Oum is a woman shaped by the conditions of her time and by things that happened long before the film begins. She’s experienced abandonment, humiliation, powerlessness. She has also learned how to wield control. At times with care. At other times with force. She protects the space she controls. And she harms the people within it.
She is not “complex” in the neat sense that word often implies. She’s messy. Contradictory. At times deeply caring. At other times violent in her silences, in her precision, in the ways she chooses to assert herself. She is not consistent, and that too feels familiar.
There are people whose presence makes you feel both loved and afraid. People who hold you tightly and leave you flinching. People who protect you, fight for you, speak of devotion, and still manage to leave a kind of mark that takes years to understand. Years longer to speak of. If it can be spoken of at all.
What do you do with that kind of love? The kind that nurtures and erodes you at once. That teaches you to be loyal to someone who has hurt you. That leaves you both caring for and frightened of the same person.
I know that territory. I’ve moved through it slowly, as one learns to cross a room in the dark… carefully, and without sound. And while this film isn’t autobiographical, there are things in it that press against that terrain. I write around them rather than through them. But they’re there. Sitting just under the surface.
Oum, for me, is the embodiment of a kind of emotional logic I’ve never found language for. The logic of someone who has been so destabilised, so shamed, so unprotected, that the only way to feel secure again is to become the one who decides. Who determines. Who survives by creating structure, even if it becomes its own form of cruelty.
And those around her adapt. They learn how to read the room, how to stay small, how to anticipate. They become careful. Not because they are weak, but because they have to be. Because someone else’s mood becomes the weather.
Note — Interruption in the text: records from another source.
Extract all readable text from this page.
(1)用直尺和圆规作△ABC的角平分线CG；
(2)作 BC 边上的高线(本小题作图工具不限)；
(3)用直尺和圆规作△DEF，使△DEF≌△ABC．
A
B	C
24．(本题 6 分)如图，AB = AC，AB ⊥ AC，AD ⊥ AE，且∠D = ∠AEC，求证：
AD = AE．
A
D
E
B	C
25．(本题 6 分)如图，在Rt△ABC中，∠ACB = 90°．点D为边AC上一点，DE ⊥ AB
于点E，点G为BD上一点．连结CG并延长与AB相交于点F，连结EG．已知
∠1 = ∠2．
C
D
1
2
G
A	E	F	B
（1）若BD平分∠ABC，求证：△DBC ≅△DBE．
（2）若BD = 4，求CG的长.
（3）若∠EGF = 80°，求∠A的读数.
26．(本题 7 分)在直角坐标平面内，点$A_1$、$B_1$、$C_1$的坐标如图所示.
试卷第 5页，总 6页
There’s a tendency, especially in cinema, to redeem characters like her. To offer some final moment of grace or revelation. I don’t want that. I don’t think it’s honest. What I want is to hold her in view without trying to fix her. To let her be all the things she is. Powerful and frightening. Tender and brutal. Loyal and dangerous.
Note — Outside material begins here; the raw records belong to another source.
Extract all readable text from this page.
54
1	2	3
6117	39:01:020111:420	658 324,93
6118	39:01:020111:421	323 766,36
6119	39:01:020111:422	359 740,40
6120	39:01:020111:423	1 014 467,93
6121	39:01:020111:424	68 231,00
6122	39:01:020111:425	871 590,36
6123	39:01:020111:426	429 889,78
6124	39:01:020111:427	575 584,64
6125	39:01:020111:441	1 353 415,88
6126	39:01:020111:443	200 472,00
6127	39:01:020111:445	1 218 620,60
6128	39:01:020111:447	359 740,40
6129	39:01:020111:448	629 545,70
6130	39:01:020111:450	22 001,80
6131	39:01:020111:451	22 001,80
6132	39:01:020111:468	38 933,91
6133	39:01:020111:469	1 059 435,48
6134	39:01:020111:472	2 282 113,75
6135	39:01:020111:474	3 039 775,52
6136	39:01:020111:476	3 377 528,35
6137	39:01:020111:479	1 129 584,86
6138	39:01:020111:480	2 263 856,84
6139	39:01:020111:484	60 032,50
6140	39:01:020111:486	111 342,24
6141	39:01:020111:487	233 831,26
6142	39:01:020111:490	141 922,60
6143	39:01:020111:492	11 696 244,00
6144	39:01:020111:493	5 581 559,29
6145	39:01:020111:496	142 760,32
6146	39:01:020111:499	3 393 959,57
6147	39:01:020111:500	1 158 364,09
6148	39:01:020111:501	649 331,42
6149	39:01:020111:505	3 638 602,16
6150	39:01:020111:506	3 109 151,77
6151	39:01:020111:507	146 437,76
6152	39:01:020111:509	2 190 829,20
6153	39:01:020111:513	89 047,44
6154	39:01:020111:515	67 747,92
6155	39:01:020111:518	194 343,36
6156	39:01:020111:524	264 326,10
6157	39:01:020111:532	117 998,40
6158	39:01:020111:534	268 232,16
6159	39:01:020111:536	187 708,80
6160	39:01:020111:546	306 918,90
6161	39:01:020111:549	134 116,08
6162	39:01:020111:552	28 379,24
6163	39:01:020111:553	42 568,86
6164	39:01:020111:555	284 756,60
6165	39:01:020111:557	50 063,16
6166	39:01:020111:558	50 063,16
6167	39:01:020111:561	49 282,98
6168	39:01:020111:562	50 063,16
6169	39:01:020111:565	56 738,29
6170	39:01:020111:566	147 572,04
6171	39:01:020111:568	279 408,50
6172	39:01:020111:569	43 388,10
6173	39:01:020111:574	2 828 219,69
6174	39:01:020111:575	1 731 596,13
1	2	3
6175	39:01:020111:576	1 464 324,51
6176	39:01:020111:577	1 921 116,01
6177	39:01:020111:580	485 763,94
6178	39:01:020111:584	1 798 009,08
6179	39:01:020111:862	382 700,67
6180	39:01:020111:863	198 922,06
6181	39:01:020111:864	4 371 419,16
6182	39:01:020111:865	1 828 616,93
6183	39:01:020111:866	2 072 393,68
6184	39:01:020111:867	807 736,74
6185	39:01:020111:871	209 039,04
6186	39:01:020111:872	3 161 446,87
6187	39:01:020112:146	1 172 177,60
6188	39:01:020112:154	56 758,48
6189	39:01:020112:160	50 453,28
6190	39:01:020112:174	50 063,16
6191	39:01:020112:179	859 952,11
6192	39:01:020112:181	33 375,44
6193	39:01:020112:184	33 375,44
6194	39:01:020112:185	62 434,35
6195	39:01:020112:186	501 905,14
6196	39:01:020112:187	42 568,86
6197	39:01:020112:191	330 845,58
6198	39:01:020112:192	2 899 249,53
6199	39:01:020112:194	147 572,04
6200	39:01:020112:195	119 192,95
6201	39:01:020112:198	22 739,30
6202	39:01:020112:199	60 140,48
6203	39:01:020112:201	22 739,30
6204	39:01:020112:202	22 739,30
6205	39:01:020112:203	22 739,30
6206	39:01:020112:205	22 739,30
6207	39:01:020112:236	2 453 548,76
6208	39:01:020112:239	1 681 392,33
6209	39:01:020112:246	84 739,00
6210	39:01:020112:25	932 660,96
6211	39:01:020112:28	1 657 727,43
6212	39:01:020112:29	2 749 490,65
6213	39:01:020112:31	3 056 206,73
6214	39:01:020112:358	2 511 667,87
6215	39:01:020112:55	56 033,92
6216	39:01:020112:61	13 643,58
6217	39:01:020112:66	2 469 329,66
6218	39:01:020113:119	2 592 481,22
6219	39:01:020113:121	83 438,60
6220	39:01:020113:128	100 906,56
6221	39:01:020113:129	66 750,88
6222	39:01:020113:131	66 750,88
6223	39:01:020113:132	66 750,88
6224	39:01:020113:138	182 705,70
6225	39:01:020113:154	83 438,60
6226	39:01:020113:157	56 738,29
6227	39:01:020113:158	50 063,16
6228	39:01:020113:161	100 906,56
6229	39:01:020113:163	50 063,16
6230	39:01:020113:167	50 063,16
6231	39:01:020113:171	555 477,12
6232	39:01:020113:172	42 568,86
I used to think that understanding someone’s past could undo the harm they caused. That if you knew their history, if you knew the pain behind the rage, it would somehow be enough. It isn’t. But it does make the harm harder to hold. It blurs the edges. You start making space for their pain before your own. You start feeling responsible for their survival. You start protecting them.
That’s the contradiction I keep writing toward. And maybe why I keep writing around it.
I’ve read the quote attributed to Rumi many times: “The wound is the place where the light enters you.” It’s beautiful. I also think it’s incomplete. Some wounds don’t invite light. They don’t open. They calcify. They live quietly in the nervous system, in your posture, in your sense of what’s possible. They become part of how you move through the world, how you enter a room, how you listen for silence, how you prepare for affection to be followed by something else.
I don’t want to dramatise that. I don’t want to build the film around it. But it’s in there. Threaded through. Shaping the tone. The pacing. The way the camera lingers and retreats.
This isn’t a story that moves toward resolution. It resists clarity. It asks us to stay in the discomfort of not knowing exactly who someone is. To sit with the people we love who have frightened us. The people who have tried, and failed, and tried again. The ones who are capable of great tenderness. And of harm.
Oum won’t explain herself. She doesn’t need to. The film isn’t her confession. It’s just the space in which we watch her. And where, perhaps, someone will see something they’ve never said out loud.
I’m writing into that silence. Not to expose it. Just to acknowledge that it exists. That it shaped something in me. That it still does.